HL Deb 19 February 1987 vol 484 cc1202-4

3.4 p.m.

Lord Mayhew

My Lords, I beg leave to ask the Question standing in my name on the Order Paper.

The Question was as follows:

To ask Her Majesty's Government with how many independently targeted warheads they propose to equip the Trident fleet.

The Minister of State for Defence Procurement (Lord Trefgarne)

My Lords, as the noble Lord well knows, the information sought is highly classified and cannot therefore be given.

Lord Mayhew

My Lords, is the noble Lord aware of the statements of Ministers that, since the Trident fleet will carry not more than two and a half times the number of warheads carried by Polaris, the level of nuclear escalation is two and a half times? That ignores the greater size of the Trident warhead, its greater accuracy, its greater range and its ability to be independently targeted. Will the Minister look into this matter more carefully, including ministerial statements, and try to give the House a more objective and less political assessment?

Lord Trefgarne

My Lords, the noble Lord may be assured that Ministers have examined this matter. Indeed, I have given the noble Lord some of the answers to which he has referred. However, I am not prepared to give information which would be of value to our potential enemies, and I hope that the noble Lord is not prepared to do that either.

Lord Morris

My Lords, is my noble friend aware that, if any member of the Alliance had had experience in office, he would never have asked that question?

Noble Lords

Oh!

Lord Trefgarne

My Lords, it is the fact that the noble Lord, Lord Mayhew, once served in the Ministry of Defence that makes this question so puzzling.

Lord Mayhew

My Lords, is the noble Lord aware that the Government are fully entitled to withhold information on security grounds? As a Minister I have done that myself.
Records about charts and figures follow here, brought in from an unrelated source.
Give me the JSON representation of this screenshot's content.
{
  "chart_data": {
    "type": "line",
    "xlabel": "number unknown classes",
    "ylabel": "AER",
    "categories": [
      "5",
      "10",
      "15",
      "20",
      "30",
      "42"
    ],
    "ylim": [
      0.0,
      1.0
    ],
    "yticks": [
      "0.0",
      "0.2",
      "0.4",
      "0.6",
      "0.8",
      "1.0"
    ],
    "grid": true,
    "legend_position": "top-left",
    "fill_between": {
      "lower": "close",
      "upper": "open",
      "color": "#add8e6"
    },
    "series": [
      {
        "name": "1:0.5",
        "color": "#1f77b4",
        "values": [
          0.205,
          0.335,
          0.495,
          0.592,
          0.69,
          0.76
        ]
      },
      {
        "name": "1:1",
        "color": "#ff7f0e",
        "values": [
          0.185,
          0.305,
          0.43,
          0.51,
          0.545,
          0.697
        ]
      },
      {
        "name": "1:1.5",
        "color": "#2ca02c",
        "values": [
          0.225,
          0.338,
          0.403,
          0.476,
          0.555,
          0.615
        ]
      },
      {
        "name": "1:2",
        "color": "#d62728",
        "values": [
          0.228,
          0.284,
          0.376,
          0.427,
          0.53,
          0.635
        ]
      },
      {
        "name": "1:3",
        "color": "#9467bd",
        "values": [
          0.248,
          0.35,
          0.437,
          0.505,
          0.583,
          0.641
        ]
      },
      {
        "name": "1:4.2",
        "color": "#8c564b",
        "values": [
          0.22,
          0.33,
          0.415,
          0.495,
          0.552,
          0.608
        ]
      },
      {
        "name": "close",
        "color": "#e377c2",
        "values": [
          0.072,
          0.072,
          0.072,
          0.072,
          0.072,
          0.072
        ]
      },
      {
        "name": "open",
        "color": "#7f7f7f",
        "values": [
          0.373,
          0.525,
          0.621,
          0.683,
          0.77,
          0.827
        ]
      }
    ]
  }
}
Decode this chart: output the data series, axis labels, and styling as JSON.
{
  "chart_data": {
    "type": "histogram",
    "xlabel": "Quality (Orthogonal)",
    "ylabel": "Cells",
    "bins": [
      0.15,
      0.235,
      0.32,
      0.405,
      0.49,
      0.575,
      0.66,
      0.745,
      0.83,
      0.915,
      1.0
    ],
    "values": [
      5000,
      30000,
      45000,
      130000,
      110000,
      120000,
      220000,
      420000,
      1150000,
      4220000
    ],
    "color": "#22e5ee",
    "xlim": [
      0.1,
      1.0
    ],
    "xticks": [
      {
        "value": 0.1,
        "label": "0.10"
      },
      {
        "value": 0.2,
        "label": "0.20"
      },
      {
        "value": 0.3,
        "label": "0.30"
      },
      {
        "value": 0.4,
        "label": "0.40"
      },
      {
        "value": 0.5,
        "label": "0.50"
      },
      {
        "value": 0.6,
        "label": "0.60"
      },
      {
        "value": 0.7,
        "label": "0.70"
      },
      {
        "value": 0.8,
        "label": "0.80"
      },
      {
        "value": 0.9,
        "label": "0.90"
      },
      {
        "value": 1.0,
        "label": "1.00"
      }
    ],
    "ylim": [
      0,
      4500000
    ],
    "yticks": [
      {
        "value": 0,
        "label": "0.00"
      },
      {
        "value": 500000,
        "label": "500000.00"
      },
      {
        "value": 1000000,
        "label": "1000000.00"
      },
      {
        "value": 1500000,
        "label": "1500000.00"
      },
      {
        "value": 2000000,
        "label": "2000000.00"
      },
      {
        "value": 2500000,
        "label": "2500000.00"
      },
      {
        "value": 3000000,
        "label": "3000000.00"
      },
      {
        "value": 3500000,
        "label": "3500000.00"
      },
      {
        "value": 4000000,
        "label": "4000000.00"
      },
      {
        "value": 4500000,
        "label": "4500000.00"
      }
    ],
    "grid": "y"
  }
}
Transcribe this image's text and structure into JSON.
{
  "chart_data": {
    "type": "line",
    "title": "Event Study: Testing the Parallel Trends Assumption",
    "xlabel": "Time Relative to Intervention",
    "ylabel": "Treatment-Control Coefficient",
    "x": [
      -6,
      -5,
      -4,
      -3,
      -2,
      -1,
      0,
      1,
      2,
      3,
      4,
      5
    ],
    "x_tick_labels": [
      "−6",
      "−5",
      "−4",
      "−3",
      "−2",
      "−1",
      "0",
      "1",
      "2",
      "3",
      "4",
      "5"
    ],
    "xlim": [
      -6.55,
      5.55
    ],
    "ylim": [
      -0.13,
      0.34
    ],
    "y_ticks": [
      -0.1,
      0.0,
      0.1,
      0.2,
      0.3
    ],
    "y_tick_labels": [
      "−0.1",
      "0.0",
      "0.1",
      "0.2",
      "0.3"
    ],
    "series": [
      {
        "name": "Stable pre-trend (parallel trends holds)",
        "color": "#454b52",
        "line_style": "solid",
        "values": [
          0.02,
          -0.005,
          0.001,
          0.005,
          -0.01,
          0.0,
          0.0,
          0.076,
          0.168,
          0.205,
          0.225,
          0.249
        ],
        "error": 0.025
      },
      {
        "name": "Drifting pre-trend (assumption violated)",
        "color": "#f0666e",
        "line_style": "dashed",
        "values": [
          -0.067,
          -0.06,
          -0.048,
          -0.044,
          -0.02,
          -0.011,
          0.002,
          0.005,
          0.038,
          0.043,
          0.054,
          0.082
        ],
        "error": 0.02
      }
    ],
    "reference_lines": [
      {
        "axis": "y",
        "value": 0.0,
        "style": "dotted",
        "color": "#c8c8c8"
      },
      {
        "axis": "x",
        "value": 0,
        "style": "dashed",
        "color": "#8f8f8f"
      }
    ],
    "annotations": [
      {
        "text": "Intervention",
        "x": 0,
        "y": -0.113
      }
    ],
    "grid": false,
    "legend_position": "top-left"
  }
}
However, the Government are not entitled to replace that information with propaganda statements.

Lord Trefgarne

My Lords, I do not believe that answering the noble Lord in the way that I did was propaganda.

Lord Paget of Northampton

My Lords, is the Minister aware that all of us know enough to realise that if the warheads we are getting were unfortunately to blow up in these islands, the explosion would be sufficient to incinerate every particle of carbon in the whole country? As we are built up as to about one-third of particles of carbon, it would definitely be awkward for us.

Lord Trefgarne

My Lords, that is why it is so important to ensure that that never happens.

Lord Jenkins of Putney

My Lords, is the noble Lord aware that the purpose of this question is to ascertain whether or not Trident is to be acceptable to the Alliance? It would seem that if the Minister can give the noble Lord a satisfactory answer, the Alliance will be able to support him on Trident. Therefore, he will possibly try a little harder. Is the Minister also aware that on the question of Trident, there is no halfway house: one is either for it or against it?

Lord Trefgarne

My Lords, as I understand the matter, and I confess to some confusion here, the policy of the noble Lord, Lord Mayhew, and his colleagues as regards our nuclear deterrent is a policy of "rust away" while the policy of noble Lords opposite is one of "give away".

Lord Kennet

My Lords, if a man ordered a two-litre car, then cancelled the order and replaced it with an order for a four-and-a-half litre car promising the world that he would somehow reduce its capacity to two litres, would the Government regard that as a wise purchasing policy?

Lord Trefgarne

My Lords, the purpose of Trident is to replace an independent deterrent which, by the mid-1990s, will be becoming rapidly less credible. That is why we have ordered the system which we have ordered and, as a matter of fact, the number of warheads available to Trident at the time of its introduction will be substantially fewer than the opposition will have at that time.

Lord Diamond

My Lords, is the noble Lord aware of the principle, which I believe lawyers generally accept, that if something untruthful is said and you do not object at the time, you may be held to be accepting that untruthfulness? In those circumstances can the Leader of the House advise me how I am to deal with the extraordinary statement made by one of his supporters that no member of the Alliance has ministerial experience?

The Lord President of the Council (Viscount Whitelaw)

My Lords, perhaps this would be a suitable moment for me to say that I do not think that the noble Lord needs advice from me, and I doubt whether he would take it if I gave it to him. I think the only advice I should give him at the moment is that possibly we are getting a little wide of the orginal Question and should pass on to the next one.